To recap, we now have the following parameters and variables at our disposal when attempting to measure the wanted signal and noise:
- A: decibels with or without a nominal reference
- F: frequency weighting A, C and Z (plus a bunch of others beyond the scope of this discussion)
- T: Fast or Slow integration time
So, we are all set to make a measurement, but which parameters to use, and does it really matter or make a difference? The quick answer to that question is, you bet it does, although the difference will be highly dependent on the type and nature of the signal involved. Typically, for example, there can be a 3dB to 4dB difference between Fast and Slow A-weighted, averaged readings and a 4dB difference between A- and C-weighted values when measuring a typical speech signal.

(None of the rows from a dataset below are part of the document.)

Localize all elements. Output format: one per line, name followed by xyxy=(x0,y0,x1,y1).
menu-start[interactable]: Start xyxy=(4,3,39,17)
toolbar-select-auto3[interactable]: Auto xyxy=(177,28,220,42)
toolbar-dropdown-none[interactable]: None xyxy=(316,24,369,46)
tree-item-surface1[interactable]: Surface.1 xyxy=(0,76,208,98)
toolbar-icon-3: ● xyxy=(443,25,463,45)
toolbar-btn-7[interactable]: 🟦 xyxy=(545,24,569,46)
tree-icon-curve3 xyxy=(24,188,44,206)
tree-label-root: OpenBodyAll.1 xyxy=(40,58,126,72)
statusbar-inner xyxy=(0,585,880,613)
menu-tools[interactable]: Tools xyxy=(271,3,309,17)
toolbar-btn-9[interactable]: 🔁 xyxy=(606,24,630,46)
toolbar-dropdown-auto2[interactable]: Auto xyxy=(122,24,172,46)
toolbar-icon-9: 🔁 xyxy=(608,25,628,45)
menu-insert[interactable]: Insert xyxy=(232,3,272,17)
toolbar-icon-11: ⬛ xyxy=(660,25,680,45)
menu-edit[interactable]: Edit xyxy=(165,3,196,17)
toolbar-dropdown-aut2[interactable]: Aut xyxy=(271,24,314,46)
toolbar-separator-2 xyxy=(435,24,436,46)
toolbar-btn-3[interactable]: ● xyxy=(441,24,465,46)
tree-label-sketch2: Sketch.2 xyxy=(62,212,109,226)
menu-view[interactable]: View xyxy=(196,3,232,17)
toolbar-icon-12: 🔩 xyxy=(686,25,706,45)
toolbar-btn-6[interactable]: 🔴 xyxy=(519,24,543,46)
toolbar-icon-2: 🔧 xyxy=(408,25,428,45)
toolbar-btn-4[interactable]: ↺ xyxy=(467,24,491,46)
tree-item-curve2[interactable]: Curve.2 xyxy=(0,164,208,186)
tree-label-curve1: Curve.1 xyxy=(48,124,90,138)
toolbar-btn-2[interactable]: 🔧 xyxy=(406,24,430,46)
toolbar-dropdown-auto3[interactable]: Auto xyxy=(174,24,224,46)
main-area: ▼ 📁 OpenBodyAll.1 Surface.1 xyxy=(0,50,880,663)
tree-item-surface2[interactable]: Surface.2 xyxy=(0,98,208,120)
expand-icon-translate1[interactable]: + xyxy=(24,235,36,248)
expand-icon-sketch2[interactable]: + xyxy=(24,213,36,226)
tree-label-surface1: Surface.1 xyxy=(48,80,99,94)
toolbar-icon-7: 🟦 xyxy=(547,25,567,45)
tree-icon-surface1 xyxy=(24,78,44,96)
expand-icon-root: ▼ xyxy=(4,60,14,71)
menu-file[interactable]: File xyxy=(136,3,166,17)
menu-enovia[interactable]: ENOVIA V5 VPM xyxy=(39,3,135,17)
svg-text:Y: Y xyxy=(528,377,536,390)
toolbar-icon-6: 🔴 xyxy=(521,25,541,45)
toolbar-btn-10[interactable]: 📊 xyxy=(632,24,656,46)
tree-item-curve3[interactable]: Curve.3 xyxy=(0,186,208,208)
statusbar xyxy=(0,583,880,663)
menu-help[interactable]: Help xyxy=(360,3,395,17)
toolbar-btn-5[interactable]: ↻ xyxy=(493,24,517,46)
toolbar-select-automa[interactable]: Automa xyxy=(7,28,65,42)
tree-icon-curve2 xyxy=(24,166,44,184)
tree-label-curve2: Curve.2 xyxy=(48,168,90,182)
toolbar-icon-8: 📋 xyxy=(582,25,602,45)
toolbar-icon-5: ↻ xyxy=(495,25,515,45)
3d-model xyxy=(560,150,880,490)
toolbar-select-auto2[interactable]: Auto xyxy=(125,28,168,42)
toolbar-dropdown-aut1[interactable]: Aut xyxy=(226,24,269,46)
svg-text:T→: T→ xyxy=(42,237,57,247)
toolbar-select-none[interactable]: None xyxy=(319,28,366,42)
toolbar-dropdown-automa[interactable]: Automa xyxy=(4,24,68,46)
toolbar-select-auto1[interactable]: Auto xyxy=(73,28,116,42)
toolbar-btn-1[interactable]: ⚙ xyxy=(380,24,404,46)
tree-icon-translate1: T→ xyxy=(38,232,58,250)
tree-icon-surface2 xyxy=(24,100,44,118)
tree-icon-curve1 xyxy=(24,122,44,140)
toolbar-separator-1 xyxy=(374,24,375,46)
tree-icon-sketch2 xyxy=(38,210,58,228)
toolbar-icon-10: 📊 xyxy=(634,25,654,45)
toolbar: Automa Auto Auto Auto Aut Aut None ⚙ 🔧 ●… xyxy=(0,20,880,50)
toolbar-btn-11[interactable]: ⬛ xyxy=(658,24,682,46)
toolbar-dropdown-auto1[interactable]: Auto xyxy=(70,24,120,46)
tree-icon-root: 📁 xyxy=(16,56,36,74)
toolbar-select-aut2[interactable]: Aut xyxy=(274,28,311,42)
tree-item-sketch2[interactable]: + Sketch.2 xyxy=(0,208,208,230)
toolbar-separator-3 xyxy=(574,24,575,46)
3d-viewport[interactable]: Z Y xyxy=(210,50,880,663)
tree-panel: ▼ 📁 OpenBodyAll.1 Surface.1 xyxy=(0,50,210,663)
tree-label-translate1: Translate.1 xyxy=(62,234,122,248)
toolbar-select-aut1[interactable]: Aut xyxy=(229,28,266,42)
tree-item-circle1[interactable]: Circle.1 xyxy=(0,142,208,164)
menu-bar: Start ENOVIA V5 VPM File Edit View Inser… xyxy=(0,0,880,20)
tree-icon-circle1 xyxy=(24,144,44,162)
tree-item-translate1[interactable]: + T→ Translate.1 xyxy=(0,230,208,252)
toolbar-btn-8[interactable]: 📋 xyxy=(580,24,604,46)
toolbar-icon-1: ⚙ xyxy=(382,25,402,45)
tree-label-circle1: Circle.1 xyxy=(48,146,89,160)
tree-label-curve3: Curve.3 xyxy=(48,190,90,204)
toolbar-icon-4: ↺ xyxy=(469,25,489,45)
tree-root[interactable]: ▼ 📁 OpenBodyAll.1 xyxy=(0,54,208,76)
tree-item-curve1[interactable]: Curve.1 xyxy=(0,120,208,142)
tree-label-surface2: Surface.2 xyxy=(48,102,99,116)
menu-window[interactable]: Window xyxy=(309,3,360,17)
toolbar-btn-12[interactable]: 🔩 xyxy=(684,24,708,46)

Depending on the nature of the noise that has to be overcome by a PA system, for example, these differences can vary enormously when measuring the noise level (e.g., by 10dB or more). Therefore, as can be seen, assigning an SNR may not be as straightforward as it may have seemed at first. Comparing and matching speech levels and test signals opens up a whole new can of worms that I will leave for another time.
However, to give a flavor of this, the screenshots shown in Figure 1 give an idea. These are some sound level meter screen snapshots I took when assessing a typical PA system message. As you can see, the Fast response varied from 78.0dBA to 92.5dBA, but was effectively impossible to read because it changed so much and too rapidly; thus, no two users reported the same value. (In fact, I wasn’t aware of some of these values until I looked at the images!). When the meter was set to slow, however, the identical signal was much easier to read.
Although actually varying by 3dB (83.1dB to 86.4dB) the meter visually read ~86dBA and could consistently be read reasonably accurately. However, measuring the LAeq (the equivalent or “average” sound level and the preferred method employed by experienced acousticians and many international standards) was extremely stable, varying by no more than 0.4dB, and everyone making the same measurement could be in agreement to within better than 0.5dBA.